Il suffit de parcourir quelques tops des meilleures comédies françaises sur le Net pour s’en rendre compte. Gérard Oury, Francis Veber, Michel Hazanavicius, Jean-Marie Poiré, Cédric Klapish, Patrice Leconte, etc.: la liste des réalisateurs est longue quand celle des réalisatrices est réduite à peau de chagrin. Rien de très surprenant quand on sait que, même si la France compte plus de réalisatrices que d’autres pays, ces dernières sont encore largement minoritaires dans l’industrie du cinéma: selon une récente étude du CNC, seulement 21% des films ont été réalisés par des femmes en 2015.
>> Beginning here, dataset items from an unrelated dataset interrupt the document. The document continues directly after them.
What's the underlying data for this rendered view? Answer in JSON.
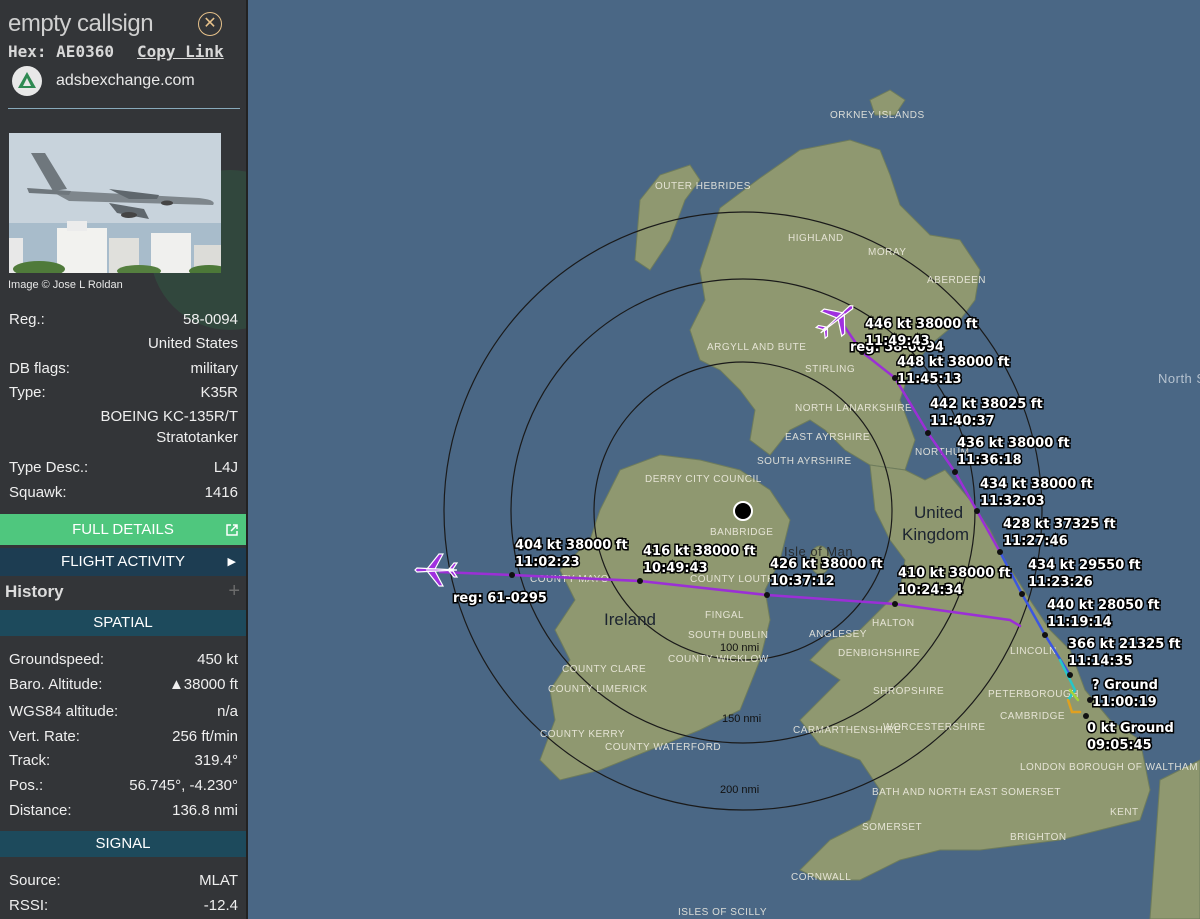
{
  "sidebar": {
    "callsign": "empty callsign",
    "hex_label": "Hex:",
    "hex_value": "AE0360",
    "copy_link": "Copy Link",
    "site": "adsbexchange.com",
    "photo_credit": "Image © Jose L Roldan",
    "reg_label": "Reg.:",
    "reg_value": "58-0094",
    "country": "United States",
    "dbflags_label": "DB flags:",
    "dbflags_value": "military",
    "type_label": "Type:",
    "type_value": "K35R",
    "type_name_1": "BOEING KC-135R/T",
    "type_name_2": "Stratotanker",
    "typedesc_label": "Type Desc.:",
    "typedesc_value": "L4J",
    "squawk_label": "Squawk:",
    "squawk_value": "1416",
    "full_details": "FULL DETAILS",
    "flight_activity": "FLIGHT ACTIVITY",
    "history": "History",
    "spatial_header": "SPATIAL",
    "groundspeed_label": "Groundspeed:",
    "groundspeed_value": "450 kt",
    "baro_label": "Baro. Altitude:",
    "baro_value": "▲38000 ft",
    "wgs_label": "WGS84 altitude:",
    "wgs_value": "n/a",
    "vrate_label": "Vert. Rate:",
    "vrate_value": "256 ft/min",
    "track_label": "Track:",
    "track_value": "319.4°",
    "pos_label": "Pos.:",
    "pos_value": "56.745°, -4.230°",
    "distance_label": "Distance:",
    "distance_value": "136.8 nmi",
    "signal_header": "SIGNAL",
    "source_label": "Source:",
    "source_value": "MLAT",
    "rssi_label": "RSSI:",
    "rssi_value": "-12.4"
  },
  "map": {
    "country_uk_1": "United",
    "country_uk_2": "Kingdom",
    "country_ireland": "Ireland",
    "isle_of_man": "Isle of Man",
    "north_sea": "North S",
    "rings": [
      "100 nmi",
      "150 nmi",
      "200 nmi"
    ],
    "reg_main": "reg: 58-0094",
    "reg_other": "reg: 61-0295",
    "regions": [
      "ORKNEY ISLANDS",
      "OUTER HEBRIDES",
      "HIGHLAND",
      "MORAY",
      "ABERDEEN",
      "ARGYLL AND BUTE",
      "STIRLING",
      "NORTH LANARKSHIRE",
      "EAST AYRSHIRE",
      "SOUTH AYRSHIRE",
      "NORTHUM",
      "DERRY CITY COUNCIL",
      "BANBRIDGE",
      "COUNTY MAYO",
      "COUNTY LOUTH",
      "FINGAL",
      "SOUTH DUBLIN",
      "COUNTY WICKLOW",
      "COUNTY CLARE",
      "COUNTY LIMERICK",
      "COUNTY KERRY",
      "COUNTY WATERFORD",
      "HALTON",
      "ANGLESEY",
      "DENBIGHSHIRE",
      "SHROPSHIRE",
      "WORCESTERSHIRE",
      "CARMARTHENSHIRE",
      "BATH AND NORTH EAST SOMERSET",
      "SOMERSET",
      "CORNWALL",
      "PETERBOROUGH",
      "CAMBRIDGE",
      "LINCOLN",
      "LONDON BOROUGH OF WALTHAM FOREST",
      "KENT",
      "BRIGHTON",
      "ISLES OF SCILLY"
    ],
    "track_labels": [
      {
        "l1": "446 kt  38000 ft",
        "l2": "11:49:43"
      },
      {
        "l1": "448 kt  38000 ft",
        "l2": "11:45:13"
      },
      {
        "l1": "442 kt  38025 ft",
        "l2": "11:40:37"
      },
      {
        "l1": "436 kt  38000 ft",
        "l2": "11:36:18"
      },
      {
        "l1": "434 kt  38000 ft",
        "l2": "11:32:03"
      },
      {
        "l1": "428 kt  37325 ft",
        "l2": "11:27:46"
      },
      {
        "l1": "434 kt  29550 ft",
        "l2": "11:23:26"
      },
      {
        "l1": "440 kt  28050 ft",
        "l2": "11:19:14"
      },
      {
        "l1": "366 kt  21325 ft",
        "l2": "11:14:35"
      },
      {
        "l1": "?  Ground",
        "l2": "11:00:19"
      },
      {
        "l1": "0 kt  Ground",
        "l2": "09:05:45"
      },
      {
        "l1": "404 kt  38000 ft",
        "l2": "11:02:23"
      },
      {
        "l1": "416 kt  38000 ft",
        "l2": "10:49:43"
      },
      {
        "l1": "426 kt  38000 ft",
        "l2": "10:37:12"
      },
      {
        "l1": "410 kt  38000 ft",
        "l2": "10:24:34"
      }
    ]
  }
}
Cependant, dans la nouvelle génération de réalisatrices, certaines s’attaquent -pour notre plus grand plaisir- à la comédie, à l’instar de Lisa Azuelos, Géraldine Nakache, Noémie Saglio ou encore Mona Achache. Née d’une mère italienne et d’un père tunisien à Neuilly-sur-Seine, Reem Kherici fait partie de celles-là. Après avoir fait ses premiers pas devant la caméra dans OSS 117: Rio ne répond plus, la jeune femme de 34 ans se lance dans la comédie en 2013 avec un premier long-métrage, Paris à tout prix. À travers le cinéma comique, qu’elle n’a pas l’intention d’abandonner, Reem Kherici souhaite “faire passer des messages et rassembler les gens”. Interview.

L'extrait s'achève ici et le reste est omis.